I just came across this problem and was wondering if I could come up with a right solution. The problem involves in swapping two nodes of a binary tree not just by value but by node. So this means that we have to change the right and left values too.

So lets say that we have a binary tree something like the above image. What I thought initially was to make an inorder traversal of the nodes so that I could flatten the tree and then just swap the elements and then reconstruct the tree from the swapped list. So literally the solution goes something like this

For the above mentioned tree, the inorder traversal would generate a list like this,

1,3,4,6,7,8,10,13,14.

Now I swap 8 and 13.

=> 1,3,4,6,7,13,10,8,14

But the problem here is, since I have flattened the tree now when I try to reconstruct I am not able to do so because I don't know the position of individual nodes , like whether the particular node is a left subchild or if it is a root. So literally the tree cannot be regenerated like the same as it was initially with the swapped nodes.

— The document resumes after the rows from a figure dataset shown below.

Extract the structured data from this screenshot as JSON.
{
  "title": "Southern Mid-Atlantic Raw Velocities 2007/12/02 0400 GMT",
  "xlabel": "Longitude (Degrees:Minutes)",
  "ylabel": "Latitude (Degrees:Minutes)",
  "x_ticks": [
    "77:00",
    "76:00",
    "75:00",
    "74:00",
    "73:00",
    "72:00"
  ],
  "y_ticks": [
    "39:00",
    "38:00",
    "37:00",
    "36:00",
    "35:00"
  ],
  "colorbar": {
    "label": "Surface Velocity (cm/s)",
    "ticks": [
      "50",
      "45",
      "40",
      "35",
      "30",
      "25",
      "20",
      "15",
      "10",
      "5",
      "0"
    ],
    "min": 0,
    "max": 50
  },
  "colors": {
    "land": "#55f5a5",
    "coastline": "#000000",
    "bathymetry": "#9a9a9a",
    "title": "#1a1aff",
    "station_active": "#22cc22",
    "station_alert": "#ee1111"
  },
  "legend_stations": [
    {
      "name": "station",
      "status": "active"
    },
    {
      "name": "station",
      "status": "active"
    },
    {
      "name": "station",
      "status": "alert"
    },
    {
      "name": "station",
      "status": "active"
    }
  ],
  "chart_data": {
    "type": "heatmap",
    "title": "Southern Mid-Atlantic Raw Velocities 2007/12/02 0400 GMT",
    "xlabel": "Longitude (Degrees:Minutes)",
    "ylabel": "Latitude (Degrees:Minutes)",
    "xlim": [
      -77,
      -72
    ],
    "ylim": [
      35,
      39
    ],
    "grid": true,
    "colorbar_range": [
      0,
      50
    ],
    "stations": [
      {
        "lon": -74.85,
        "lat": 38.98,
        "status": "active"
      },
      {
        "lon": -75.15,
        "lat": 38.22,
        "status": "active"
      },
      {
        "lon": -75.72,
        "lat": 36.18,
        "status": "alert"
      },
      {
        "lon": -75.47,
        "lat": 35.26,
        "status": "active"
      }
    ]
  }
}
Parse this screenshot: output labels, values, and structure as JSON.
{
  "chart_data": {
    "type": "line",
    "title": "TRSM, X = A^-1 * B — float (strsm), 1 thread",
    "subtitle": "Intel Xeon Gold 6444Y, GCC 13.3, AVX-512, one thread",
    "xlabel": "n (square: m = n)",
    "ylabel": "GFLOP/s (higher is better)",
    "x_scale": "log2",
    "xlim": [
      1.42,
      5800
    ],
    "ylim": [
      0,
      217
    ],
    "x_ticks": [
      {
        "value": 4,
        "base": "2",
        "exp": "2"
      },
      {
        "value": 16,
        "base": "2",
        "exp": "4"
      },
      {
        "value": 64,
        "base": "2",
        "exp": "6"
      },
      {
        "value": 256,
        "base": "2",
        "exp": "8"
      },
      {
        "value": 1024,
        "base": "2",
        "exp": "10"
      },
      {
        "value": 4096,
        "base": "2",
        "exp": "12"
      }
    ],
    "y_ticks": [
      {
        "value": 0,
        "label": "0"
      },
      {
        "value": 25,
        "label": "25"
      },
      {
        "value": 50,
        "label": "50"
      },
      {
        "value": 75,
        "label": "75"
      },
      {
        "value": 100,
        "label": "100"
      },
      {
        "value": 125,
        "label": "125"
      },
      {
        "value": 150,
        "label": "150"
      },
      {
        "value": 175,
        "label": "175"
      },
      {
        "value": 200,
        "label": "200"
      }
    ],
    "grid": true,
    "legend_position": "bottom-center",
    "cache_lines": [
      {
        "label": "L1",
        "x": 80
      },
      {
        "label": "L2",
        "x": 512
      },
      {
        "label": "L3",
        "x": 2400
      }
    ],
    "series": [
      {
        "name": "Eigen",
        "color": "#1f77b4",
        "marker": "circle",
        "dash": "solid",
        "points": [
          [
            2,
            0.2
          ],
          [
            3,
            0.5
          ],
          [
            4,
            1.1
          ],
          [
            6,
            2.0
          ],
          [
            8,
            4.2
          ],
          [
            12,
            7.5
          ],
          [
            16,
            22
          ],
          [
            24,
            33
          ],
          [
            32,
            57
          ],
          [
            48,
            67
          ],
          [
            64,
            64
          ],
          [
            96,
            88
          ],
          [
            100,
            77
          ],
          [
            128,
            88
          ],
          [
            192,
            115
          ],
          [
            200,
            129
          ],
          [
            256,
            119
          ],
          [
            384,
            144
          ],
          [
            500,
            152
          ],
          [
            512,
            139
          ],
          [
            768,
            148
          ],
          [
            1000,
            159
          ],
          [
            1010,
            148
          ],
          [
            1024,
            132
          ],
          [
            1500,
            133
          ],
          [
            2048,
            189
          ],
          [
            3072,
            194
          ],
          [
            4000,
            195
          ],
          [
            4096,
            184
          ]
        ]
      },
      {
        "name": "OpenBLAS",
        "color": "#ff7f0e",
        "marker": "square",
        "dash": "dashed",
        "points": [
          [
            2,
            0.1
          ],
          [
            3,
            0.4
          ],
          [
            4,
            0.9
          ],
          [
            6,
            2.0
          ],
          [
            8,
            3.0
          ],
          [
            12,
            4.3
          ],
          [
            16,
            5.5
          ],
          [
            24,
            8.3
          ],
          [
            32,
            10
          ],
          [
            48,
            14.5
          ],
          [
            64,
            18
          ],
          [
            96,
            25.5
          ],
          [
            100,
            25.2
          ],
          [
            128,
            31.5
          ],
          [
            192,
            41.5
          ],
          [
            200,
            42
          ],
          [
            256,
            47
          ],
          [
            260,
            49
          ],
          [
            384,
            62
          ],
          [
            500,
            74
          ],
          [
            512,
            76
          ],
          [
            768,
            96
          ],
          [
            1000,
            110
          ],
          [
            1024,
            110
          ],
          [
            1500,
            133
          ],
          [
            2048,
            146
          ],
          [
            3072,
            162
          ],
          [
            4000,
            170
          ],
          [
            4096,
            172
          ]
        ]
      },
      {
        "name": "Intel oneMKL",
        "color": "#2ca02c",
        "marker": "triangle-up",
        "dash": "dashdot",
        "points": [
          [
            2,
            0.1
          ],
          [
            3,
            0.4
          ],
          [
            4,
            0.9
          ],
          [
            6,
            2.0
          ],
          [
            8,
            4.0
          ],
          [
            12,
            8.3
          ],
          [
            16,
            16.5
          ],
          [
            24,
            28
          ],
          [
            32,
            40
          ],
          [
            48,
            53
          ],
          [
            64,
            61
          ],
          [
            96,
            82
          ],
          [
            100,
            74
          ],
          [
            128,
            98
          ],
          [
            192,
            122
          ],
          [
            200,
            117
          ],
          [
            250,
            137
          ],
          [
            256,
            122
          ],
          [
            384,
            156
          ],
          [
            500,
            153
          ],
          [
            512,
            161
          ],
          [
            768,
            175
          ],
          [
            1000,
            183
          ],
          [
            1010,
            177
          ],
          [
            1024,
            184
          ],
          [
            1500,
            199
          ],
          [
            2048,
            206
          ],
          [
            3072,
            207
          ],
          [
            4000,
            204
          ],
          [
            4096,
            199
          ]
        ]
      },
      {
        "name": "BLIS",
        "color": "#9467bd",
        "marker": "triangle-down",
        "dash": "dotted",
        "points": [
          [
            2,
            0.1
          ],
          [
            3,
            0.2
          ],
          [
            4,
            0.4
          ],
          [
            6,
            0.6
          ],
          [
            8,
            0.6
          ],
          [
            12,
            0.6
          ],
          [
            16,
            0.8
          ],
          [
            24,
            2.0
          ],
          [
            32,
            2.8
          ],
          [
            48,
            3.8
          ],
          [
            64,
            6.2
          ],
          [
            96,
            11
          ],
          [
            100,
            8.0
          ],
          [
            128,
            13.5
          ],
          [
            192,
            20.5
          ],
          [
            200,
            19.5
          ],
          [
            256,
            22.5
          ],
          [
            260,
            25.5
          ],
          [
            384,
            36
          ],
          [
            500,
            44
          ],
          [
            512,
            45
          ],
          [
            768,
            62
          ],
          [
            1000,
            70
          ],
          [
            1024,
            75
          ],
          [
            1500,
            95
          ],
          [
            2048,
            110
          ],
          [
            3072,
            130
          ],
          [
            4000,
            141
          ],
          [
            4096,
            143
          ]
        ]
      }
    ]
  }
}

Now the question is whether I could modify my traversal algorithm to hold the position information of each of the nodes so that when I swap the elements and reconstruct I come up with the same binary tree with the desired nodes swapped? Can we store the state/position of individual nodes during inorder traversal?

PS. I recognize that doing a post-order would make my list with first and last nodes to be swapped but the two nodes that needs to be swapped need not necessarily be at the root and right most element, it can be any two.